Daydream was inspired by apartments McCavour has previously lived in.
“I’ll take pictures of my apartment I’ve moved out of and start drawing the pieces of furniture,” she said. “I’ll trace that onto the fabric with a pen and start to stitch. They are all life sized.”
The installation will be set up to give the illusion of walking into someone’s living room, McCavour said.
It will consist of three rooms based on existing spaces and a floating garden of 500 stems of flowers – ranging from daisies to English asters - hanging individually from the ceiling.
“People will be able to walk around all of the pieces and see the pieces from all different angles and you will be able to experience them in the space,” she said.
“Hopefully people will get to interact with them in different ways.”
So far, Daydream has been exhibited at the Memorial University in Newfoundland, McCavour said.
“There was a really casual vibe,” she said. “For the floating garden people would hang out underneath it. They felt really comfortable with the works.”
McCavour earned her bachelor of fine arts degree at York University and recently completed her masters of fine arts in fibres and material studies at Tyler School of Art in Philadelphia and has since earned various grants and awards for her work.
McCavour came across embroidery while learning about lines at York University when she was doing her undergraduate degree.
“I wanted to make a drawing that existed only out of thread but I didn’t know how to do it,” she said. “I had pretty much zero experience with fibre.”
McCavour began stitching thread onto paper and tearing the paper away, then moved onto wax and finally fabric that dissolves in water to create larger installation pieces.
In her recent search to find galleries to exhibit Daydream, the Okotoks Art Gallery caught her eye.
“I was interested in the history of it,” she said. “It’s an old train station, which is interesting because the work I’m putting up is based on old rental spaces. This space has history to it.”

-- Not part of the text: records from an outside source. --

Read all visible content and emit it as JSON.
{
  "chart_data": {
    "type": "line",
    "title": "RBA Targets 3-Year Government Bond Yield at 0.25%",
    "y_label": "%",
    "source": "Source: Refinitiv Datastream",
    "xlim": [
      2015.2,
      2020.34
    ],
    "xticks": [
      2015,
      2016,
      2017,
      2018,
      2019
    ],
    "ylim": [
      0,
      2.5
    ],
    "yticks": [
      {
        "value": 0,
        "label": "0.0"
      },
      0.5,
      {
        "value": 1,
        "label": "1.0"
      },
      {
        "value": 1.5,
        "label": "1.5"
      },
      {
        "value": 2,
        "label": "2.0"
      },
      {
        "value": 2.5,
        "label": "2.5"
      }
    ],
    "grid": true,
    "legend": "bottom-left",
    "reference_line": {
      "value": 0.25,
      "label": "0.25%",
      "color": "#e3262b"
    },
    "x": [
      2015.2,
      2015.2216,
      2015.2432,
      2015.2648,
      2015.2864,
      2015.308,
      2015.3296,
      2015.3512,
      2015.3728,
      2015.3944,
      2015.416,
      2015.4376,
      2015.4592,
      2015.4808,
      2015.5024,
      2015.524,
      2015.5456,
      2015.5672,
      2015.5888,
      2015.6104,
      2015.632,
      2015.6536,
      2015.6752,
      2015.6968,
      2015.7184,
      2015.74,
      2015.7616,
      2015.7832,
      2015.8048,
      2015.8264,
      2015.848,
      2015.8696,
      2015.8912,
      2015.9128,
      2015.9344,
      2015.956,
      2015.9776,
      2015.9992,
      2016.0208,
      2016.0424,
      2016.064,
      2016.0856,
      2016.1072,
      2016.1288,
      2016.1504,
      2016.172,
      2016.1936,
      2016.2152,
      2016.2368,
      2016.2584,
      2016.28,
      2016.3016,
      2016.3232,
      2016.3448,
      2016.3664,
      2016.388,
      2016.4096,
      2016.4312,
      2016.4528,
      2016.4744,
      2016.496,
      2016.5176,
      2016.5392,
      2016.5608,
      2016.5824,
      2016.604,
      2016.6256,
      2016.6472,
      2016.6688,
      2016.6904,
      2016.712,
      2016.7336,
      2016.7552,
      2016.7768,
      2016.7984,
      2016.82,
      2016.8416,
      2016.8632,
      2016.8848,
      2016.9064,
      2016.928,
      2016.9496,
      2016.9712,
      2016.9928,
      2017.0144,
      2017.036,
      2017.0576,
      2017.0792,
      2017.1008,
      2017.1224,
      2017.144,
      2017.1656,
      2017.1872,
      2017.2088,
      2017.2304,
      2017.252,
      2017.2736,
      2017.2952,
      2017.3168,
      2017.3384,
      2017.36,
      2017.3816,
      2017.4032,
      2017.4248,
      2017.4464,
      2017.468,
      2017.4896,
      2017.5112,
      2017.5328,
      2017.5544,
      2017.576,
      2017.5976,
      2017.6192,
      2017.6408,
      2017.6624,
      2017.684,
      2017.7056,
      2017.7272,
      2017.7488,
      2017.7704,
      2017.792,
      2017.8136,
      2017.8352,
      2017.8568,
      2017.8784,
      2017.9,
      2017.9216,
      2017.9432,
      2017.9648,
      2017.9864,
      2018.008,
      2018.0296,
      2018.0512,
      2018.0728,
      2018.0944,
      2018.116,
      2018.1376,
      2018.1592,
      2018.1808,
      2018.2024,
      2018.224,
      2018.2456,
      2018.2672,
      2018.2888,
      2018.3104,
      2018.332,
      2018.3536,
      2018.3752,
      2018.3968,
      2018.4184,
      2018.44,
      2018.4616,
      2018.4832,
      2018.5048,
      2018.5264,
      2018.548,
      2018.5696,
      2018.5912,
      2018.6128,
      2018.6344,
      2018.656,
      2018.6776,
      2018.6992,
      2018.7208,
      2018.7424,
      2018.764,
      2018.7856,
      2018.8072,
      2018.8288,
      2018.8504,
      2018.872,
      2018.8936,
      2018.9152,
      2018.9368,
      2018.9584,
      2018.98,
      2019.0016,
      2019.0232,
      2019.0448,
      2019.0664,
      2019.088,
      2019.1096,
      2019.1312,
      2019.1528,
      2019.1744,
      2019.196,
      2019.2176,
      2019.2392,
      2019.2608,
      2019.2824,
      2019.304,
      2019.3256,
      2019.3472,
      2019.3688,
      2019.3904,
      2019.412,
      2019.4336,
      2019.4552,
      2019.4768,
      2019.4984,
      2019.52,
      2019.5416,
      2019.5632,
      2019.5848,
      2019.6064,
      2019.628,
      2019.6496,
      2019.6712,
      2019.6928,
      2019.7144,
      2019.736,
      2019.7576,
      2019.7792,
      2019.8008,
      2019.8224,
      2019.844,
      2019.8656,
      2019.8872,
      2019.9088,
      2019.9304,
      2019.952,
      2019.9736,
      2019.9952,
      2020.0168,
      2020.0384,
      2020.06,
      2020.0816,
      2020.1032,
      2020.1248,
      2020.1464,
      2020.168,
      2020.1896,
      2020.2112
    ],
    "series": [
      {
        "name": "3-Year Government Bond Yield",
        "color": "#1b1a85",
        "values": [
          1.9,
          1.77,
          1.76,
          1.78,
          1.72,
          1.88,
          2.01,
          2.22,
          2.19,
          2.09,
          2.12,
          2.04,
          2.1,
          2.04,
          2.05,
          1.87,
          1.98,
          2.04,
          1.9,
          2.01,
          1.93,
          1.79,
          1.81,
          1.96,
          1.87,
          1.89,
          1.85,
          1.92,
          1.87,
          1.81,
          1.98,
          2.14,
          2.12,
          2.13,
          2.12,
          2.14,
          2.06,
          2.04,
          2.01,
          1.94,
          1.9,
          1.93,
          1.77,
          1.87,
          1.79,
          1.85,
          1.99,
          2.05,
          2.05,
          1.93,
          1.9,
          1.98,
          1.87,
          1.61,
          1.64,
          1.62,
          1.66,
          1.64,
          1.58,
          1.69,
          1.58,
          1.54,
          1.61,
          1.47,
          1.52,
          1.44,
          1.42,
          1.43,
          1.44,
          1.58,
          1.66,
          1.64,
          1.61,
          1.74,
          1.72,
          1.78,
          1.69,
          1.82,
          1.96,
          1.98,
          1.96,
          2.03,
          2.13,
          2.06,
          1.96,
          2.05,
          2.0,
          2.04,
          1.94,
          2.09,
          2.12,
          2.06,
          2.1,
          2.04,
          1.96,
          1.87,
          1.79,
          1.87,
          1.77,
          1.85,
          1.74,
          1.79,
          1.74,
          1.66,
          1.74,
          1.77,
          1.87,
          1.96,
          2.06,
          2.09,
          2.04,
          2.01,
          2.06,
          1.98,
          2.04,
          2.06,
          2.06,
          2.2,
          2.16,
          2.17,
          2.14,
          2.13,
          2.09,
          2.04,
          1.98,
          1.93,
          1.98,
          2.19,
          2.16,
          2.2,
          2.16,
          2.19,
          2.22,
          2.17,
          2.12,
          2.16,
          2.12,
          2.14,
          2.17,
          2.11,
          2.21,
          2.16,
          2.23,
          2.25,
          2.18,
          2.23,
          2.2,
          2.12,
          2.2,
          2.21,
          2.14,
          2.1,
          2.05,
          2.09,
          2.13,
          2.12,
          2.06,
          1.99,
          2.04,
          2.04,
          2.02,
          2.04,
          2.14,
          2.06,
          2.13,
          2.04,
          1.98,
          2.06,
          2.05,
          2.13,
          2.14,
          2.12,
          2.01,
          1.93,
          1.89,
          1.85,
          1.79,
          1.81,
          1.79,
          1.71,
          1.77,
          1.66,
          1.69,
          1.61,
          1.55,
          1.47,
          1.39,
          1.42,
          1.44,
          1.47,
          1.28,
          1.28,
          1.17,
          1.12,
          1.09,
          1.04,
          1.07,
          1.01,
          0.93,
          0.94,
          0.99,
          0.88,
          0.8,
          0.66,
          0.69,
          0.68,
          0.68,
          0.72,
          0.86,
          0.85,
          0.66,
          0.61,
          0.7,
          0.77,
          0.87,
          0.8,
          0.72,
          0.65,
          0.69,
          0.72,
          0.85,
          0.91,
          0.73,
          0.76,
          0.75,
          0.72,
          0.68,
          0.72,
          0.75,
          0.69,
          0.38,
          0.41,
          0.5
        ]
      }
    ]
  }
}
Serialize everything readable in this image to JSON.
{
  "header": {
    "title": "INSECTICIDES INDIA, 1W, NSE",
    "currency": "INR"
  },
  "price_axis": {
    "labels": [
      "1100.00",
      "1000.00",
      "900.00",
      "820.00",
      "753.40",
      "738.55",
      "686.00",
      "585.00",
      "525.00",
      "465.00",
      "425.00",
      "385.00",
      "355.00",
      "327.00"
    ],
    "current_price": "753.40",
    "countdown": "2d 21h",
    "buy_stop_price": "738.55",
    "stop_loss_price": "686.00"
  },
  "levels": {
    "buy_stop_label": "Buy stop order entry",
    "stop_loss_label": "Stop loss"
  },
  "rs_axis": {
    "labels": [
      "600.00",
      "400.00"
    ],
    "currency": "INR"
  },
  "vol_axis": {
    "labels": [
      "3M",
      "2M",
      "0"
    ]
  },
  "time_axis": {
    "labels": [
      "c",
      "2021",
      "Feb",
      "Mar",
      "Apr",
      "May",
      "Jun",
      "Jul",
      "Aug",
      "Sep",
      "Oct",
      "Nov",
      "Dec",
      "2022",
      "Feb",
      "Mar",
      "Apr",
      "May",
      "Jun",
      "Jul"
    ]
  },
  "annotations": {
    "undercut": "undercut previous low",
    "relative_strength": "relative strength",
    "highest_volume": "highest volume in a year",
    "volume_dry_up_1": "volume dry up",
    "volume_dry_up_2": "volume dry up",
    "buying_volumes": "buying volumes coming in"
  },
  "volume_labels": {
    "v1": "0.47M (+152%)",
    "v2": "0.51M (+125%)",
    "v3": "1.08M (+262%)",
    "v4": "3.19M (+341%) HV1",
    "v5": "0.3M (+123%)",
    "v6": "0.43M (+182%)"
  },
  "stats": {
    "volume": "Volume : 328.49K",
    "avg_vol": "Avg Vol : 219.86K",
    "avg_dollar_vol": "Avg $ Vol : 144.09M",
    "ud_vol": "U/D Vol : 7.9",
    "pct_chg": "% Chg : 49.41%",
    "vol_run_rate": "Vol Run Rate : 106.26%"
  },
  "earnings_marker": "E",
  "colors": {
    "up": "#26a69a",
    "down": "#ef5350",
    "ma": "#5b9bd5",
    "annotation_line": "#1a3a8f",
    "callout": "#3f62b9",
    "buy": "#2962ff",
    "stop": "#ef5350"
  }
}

McCavour was intrigued by stories there might be a ghost of a young woman haunting the former train station. In fact, she said that’s what makes the Okotoks Art Gallery appropriate for her installation.
“The pieces that I make are embroidered and they have this ghostly quality to them,” she said. “They’re hung from the ceiling so they move with the flow of air. There’s the sense that they are there but they’re not there.”
The Okotoks Art Gallery is open to the public Tuesdays to Saturdays from 10 a.m. to 5 p.m. Viewers can meet McCavour at an artist reception April 8 at 1 p.m.